Many states responded to these changes by adopting tort causes of action designed to protect citizens from “unwarranted publicity.” (P. 102.) In the 1930s and 1940s, more citizens pursued libel actions, and courts extended the parameters of libel to cover the emotional harms associated with interference with image. In addition, courts began to recognize claims such as intentional infliction of emotional distress, which further expanded legal protections for an individual’s personal brand. (Id.)
Contemporaneously, however, courts began to expand the rights of the media to report on matters of public interest. Barbas documents this countertrend in a chapter about the famous case involving a former child prodigy profiled in the New Yorker. This chapter adds nuance to a well-known case, Sidis v. F-R Publishing Corp. (1940), and shows how it portended a legal shift away from privacy protection. Other competing trend lines were evident after World War II: As the culture became preoccupied with self-expression, attacks on one’s “public image were being cast as serious assaults not only to dignity, but to the psyche itself.” (P. 160.) In other words, an attack on one’s public image by the media threatened the very foundation of one’s self. Meanwhile, a more aggressive press, preoccupied with understanding the hidden sides of public personalities, increased these very attacks. By the 1970s, with the continued growth of libel and privacy litigation, “image law” had matured. Then, as now, it protects not only the individual’s “ability to control his image” but also “his feelings about his image.” (P. 199.)
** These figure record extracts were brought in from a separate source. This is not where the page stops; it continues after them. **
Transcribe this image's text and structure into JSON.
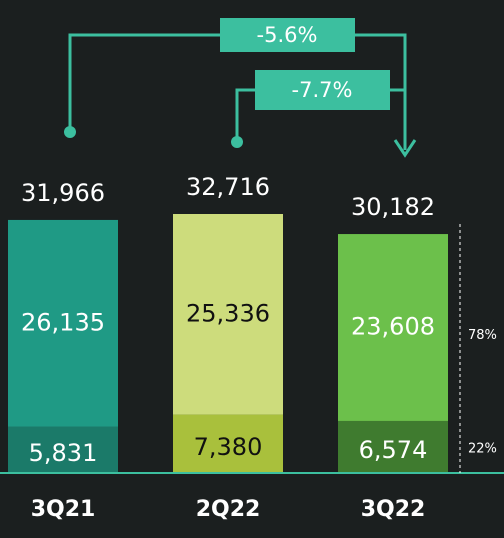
{
  "chart_data": {
    "type": "stacked_bar",
    "categories": [
      "3Q21",
      "2Q22",
      "3Q22"
    ],
    "series": [
      {
        "colors": [
          "#1b7a69",
          "#a9c03c",
          "#3f7b2f"
        ],
        "label_colors": [
          "#ffffff",
          "#111111",
          "#ffffff"
        ],
        "values": [
          5831,
          7380,
          6574
        ],
        "value_labels": [
          "5,831",
          "7,380",
          "6,574"
        ]
      },
      {
        "colors": [
          "#1f9a85",
          "#cddc7c",
          "#6cc04b"
        ],
        "label_colors": [
          "#ffffff",
          "#111111",
          "#ffffff"
        ],
        "values": [
          26135,
          25336,
          23608
        ],
        "value_labels": [
          "26,135",
          "25,336",
          "23,608"
        ]
      }
    ],
    "totals": [
      31966,
      32716,
      30182
    ],
    "total_labels": [
      "31,966",
      "32,716",
      "30,182"
    ],
    "changes": [
      {
        "value": -5.6,
        "label": "-5.6%"
      },
      {
        "value": -7.7,
        "label": "-7.7%"
      }
    ],
    "shares": [
      {
        "value": 78,
        "label": "78%"
      },
      {
        "value": 22,
        "label": "22%"
      }
    ],
    "accent_color": "#3cbf9f"
  }
}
Given that Laws of Image spans more than 100 years of legal and cultural developments, it is remarkable how readable this book is: It is well-written, and the flow and pacing are excellent. At its core the book is about the fact that “people want to expose themselves to the public—to create a public image, a visible public persona and presence—yet at the same time to manage and control those images.” (P. 210.) As Barbas notes, we often call the desire to manage our image a desire for privacy, but it is not synonymous with the right to be let alone. What the two rights share, however, is a desire for control over what aspects of the self the individual reveals to the public or doesn’t. Laws of Image sheds necessary light for anyone hoping to understand the law’s conflicted embrace of these complex rights.